Um enorme banco de dados contendo informações sigilosas de usuários do mundo inteiro foi exposto na internet, permitindo acesso irrestrito a milhões de logins e senhas. Ao todo, cerca de 149 milhões de registros ficaram disponíveis para consulta pública antes de o material ser removido após denúncias.

A descoberta foi feita pelo analista de segurança cibernética Jeremiah Fowler, que identificou a base hospedada em um servidor comercial. Segundo ele, não foi possível rastrear quem coletou ou operava o banco de dados, mas a gravidade do conteúdo levou à notificação do provedor de hospedagem, que retirou os arquivos do ar por violarem as regras de uso da plataforma.

Entre os dados expostos estavam cerca de 48 milhões de combinações de usuário e senha de contas do Gmail, 17 milhões do Facebook, 4 milhões do Yahoo, 3,4 milhões da Netflix e aproximadamente 420 mil registros ligados à plataforma de criptomoedas Binance. A lista incluía ainda acessos vinculados a sistemas governamentais de diversos países.
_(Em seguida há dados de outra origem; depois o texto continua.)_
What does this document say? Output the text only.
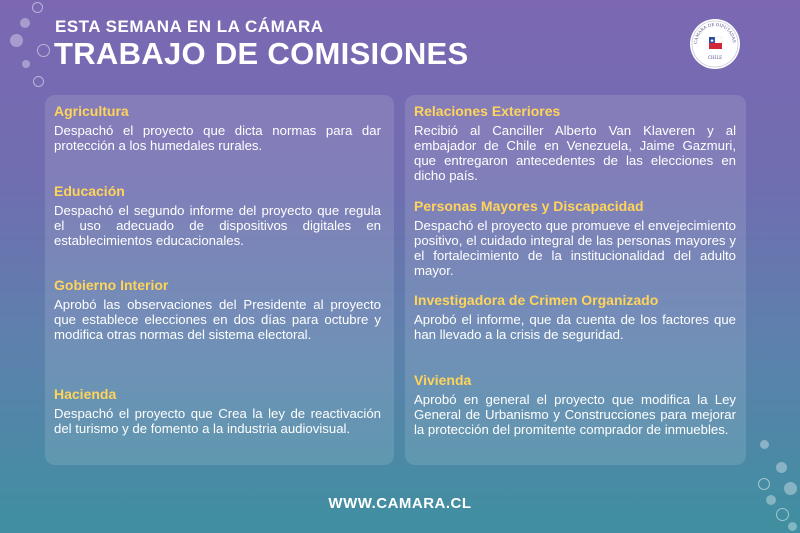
ESTA SEMANA EN LA CÁMARA
TRABAJO DE COMISIONES	CÁMARA DE DIPUTADAS
CHILE
Agricultura

Despachó el proyecto que dicta normas para dar protección a los humedales rurales.

Educación

Despachó el segundo informe del proyecto que regula el uso adecuado de dispositivos digitales en establecimientos educacionales.

Gobierno Interior

Aprobó las observaciones del Presidente al proyecto que establece elecciones en dos días para octubre y modifica otras normas del sistema electoral.

Hacienda

Despachó el proyecto que Crea la ley de reactivación del turismo y de fomento a la industria audiovisual.

Relaciones Exteriores

Recibió al Canciller Alberto Van Klaveren y al embajador de Chile en Venezuela, Jaime Gazmuri, que entregaron antecedentes de las elecciones en dicho país.

Personas Mayores y Discapacidad

Despachó el proyecto que promueve el envejecimiento positivo, el cuidado integral de las personas mayores y el fortalecimiento de la institucionalidad del adulto mayor.

Investigadora de Crimen Organizado

Aprobó el informe, que da cuenta de los factores que han llevado a la crisis de seguridad.

Vivienda

Aprobó en general el proyecto que modifica la Ley General de Urbanismo y Construcciones para mejorar la protección del promitente comprador de inmuebles.

WWW.CAMARA.CL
De acordo com a apuração da reportagem, publicada originalmente pelo portal Wired, o conteúdo ia muito além de redes sociais e e-mails. Fowler afirma ter identificado credenciais associadas a serviços bancários de varejo, cartões de crédito e múltiplas plataformas digitais, o que amplia consideravelmente o risco de fraudes financeiras e golpes virtuais.

A principal suspeita é que os dados tenham sido obtidos por meio de malwares conhecidos como infostealers. Esse tipo de programa malicioso infecta computadores e celulares e utiliza técnicas como o keylogging — registro de tudo o que o usuário digita — para capturar informações sensíveis diretamente dos dispositivos das vítimas.

Para o especialista, o formato da base de dados reforça essa hipótese. Segundo Fowler, os registros estavam organizados de forma automatizada, com identificadores únicos, sugerindo um sistema preparado para receber e indexar grandes volumes de informações continuamente. “É praticamente um catálogo perfeito para criminosos digitais, reunindo credenciais de naturezas diferentes em um só lugar”, avaliou.

Embora não tenha sido possível confirmar quem controlava a base ou como ela vinha sendo utilizada, Fowler acredita que o material provavelmente era acessado por grupos ligados ao cibercrime. Esses grupos costumam comercializar conjuntos específicos de dados conforme o tipo de golpe que pretendem aplicar, como fraudes bancárias, invasões de contas ou roubos de identidade.

Especialistas alertam que casos como esse reforçam a importância de boas práticas de segurança digital, como uso de senhas fortes, autenticação em dois fatores e a troca periódica de credenciais, especialmente em serviços sensíveis.